Sat, Aug 10 | 2:00–3:00
Talk
This event will begin with a screening of Carolina Caycedo’s film Land of Friends, newly acquired by the Art Institute, followed by a conversation with the artist and Anna Burckhardt Pérez, Neville Bryan Assistant Curator of Architecture and Design.
Through her studio practice and fieldwork with communities impacted by large-scale infrastructure and other extraction projects, Carolina Caycedo invites us to consider the unsustainable pace of growth under capitalism and how we might embrace resistance and solidarity. Her film Land of Friends focuses on seemingly small images and micromoments of everyday life, highlighting the tensions and struggles between local fishing and farming communities and the multinational corporations converting the Yuma into hydroelectric power.
About the Speakers
Carolina Caycedo is a Colombian multidisciplinary artist living in Los Angeles. Her geographic photographs, artist’s books, hanging sculptures, performances, films, and installations are not merely art objects but gateways into larger discussions about how we treat each other and the world around us. Process and participation are central to Caycedo’s practice; she contributes to the reconstruction of environmental and historical memory as a fundamental space for climate and social justice. Caycedo’s recent solo museum exhibitions include Spiral for Shared Dreams, at the Museum of Modern Art, New York (2023–24); Land of Friends, at the Baltic Centre for Contemporary Art, Newcastle (2022–23) and the Artium Museum, Vitoria (2023–24); The Blessings of the Mystery, at Ballroom Marfa, Texas (2022); and From the Bottom of the River, at the Museum of Contemporary Art Chicago (2020–21).

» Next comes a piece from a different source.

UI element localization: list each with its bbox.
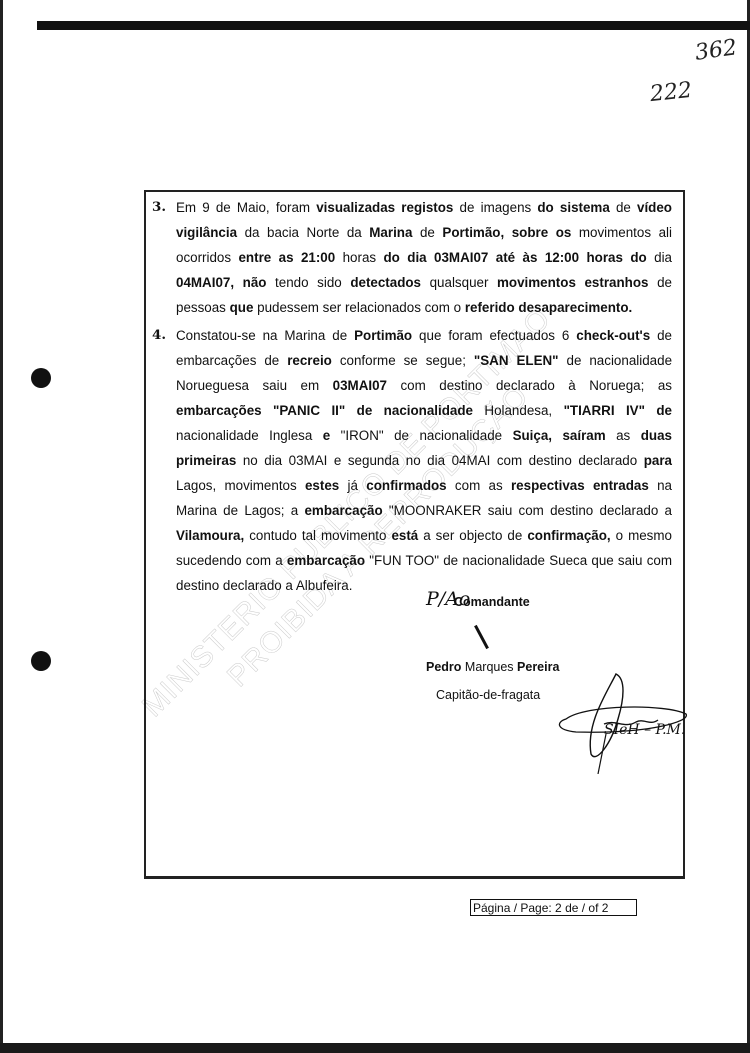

Anna Burckhardt Pérez is the Neville Bryan Assistant Curator of Architecture and Design at the Art Institute of Chicago. Before joining the museum, she worked at the Museum of Modern Art, New York, where she organized and co-organized several exhibitions and programs, most recently Projects: Carolina Caycedo and David de Rozas. She is curator of the exhibition Threads to the South at the Institute for Studies on Latin American Art (ISLAA), New York.